FAQ
For runs with multiple species, is there a limit to the evolutionary divergence that can be spanned by my taxon sampling?
See answer here.
How does RepeatProfiler handle read mapping?
See answer here.
How should I approach making profiles of tandem repeats (e.g., satDNAs) and/or short reference sequences?
See answer here.
For multi-species runs, which species should serve as the source of reference sequences?
See answer here.
Can I provide my own BAM file, or do I need to let RepeatProfiler do the mapping for me?
Yes, using the “-bam” flag you can feed your own BAM file into RepeatProfiler. See the README on GitHub for more details.
Can RepeatProfiler handle long-read data?
Because RepeatProfier maps reads using bowtie2, which was designed for short-read data, it cannot handle long reads as raw input. However, if you map long reads outside of RepeatProfiler with a different read mapper, you can always input the BAM file using the “-bam” flag and use the data visualization and comparative analysis features of RepeatProfiler for your long-read data.
Can I annotate specific coordinates along profiles?
Yes, using the “-bed” flag you can include a BED file with annotations for your reference which will be plotted along the x-axis of profiles. See the README on GitHub for more details
Should I remove PCR duplicates prior to making profiles?

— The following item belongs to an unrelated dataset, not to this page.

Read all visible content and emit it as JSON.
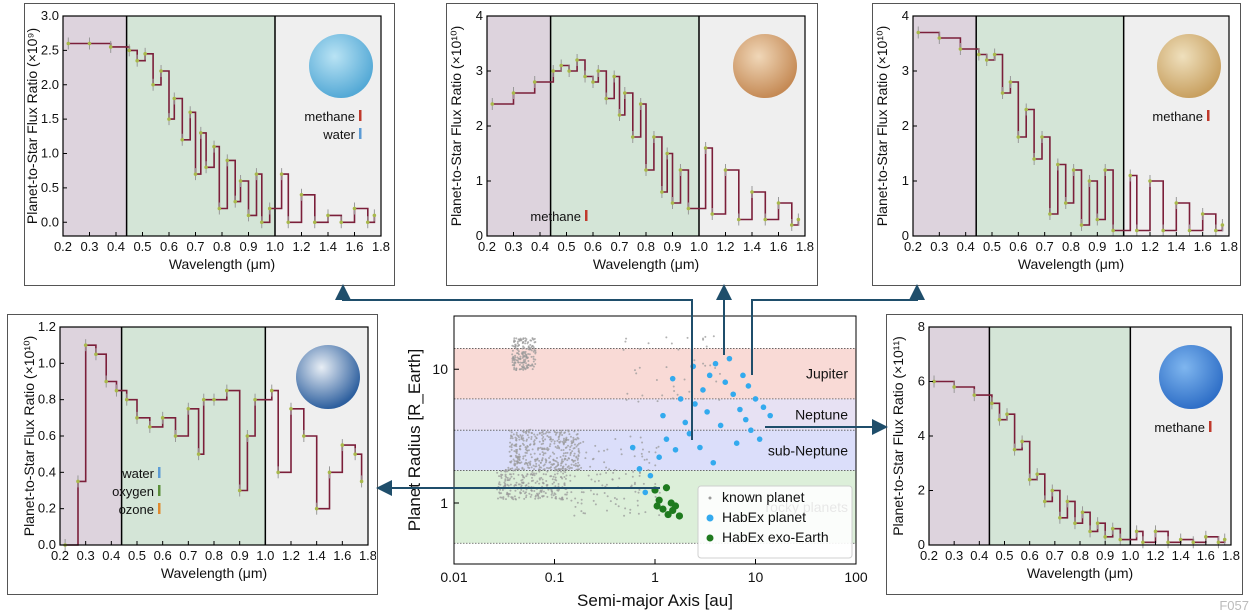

Users have the option to remove PCR duplicates using the “-rmdup” flag. Although we provide this option, we do not make a strong recommendation whether to remove duplicate sequences or not. Because the pipeline is built around mapping repetitive sequences, there is a risk that removing duplicates will eliminate reads that appear to be PCR duplicates but which are actually valid identical reads from different repeats should in fact contribute to profiles. We suggest users consider their library preparation and sequencing approach and explore output from different settings to help inform their use of this flag.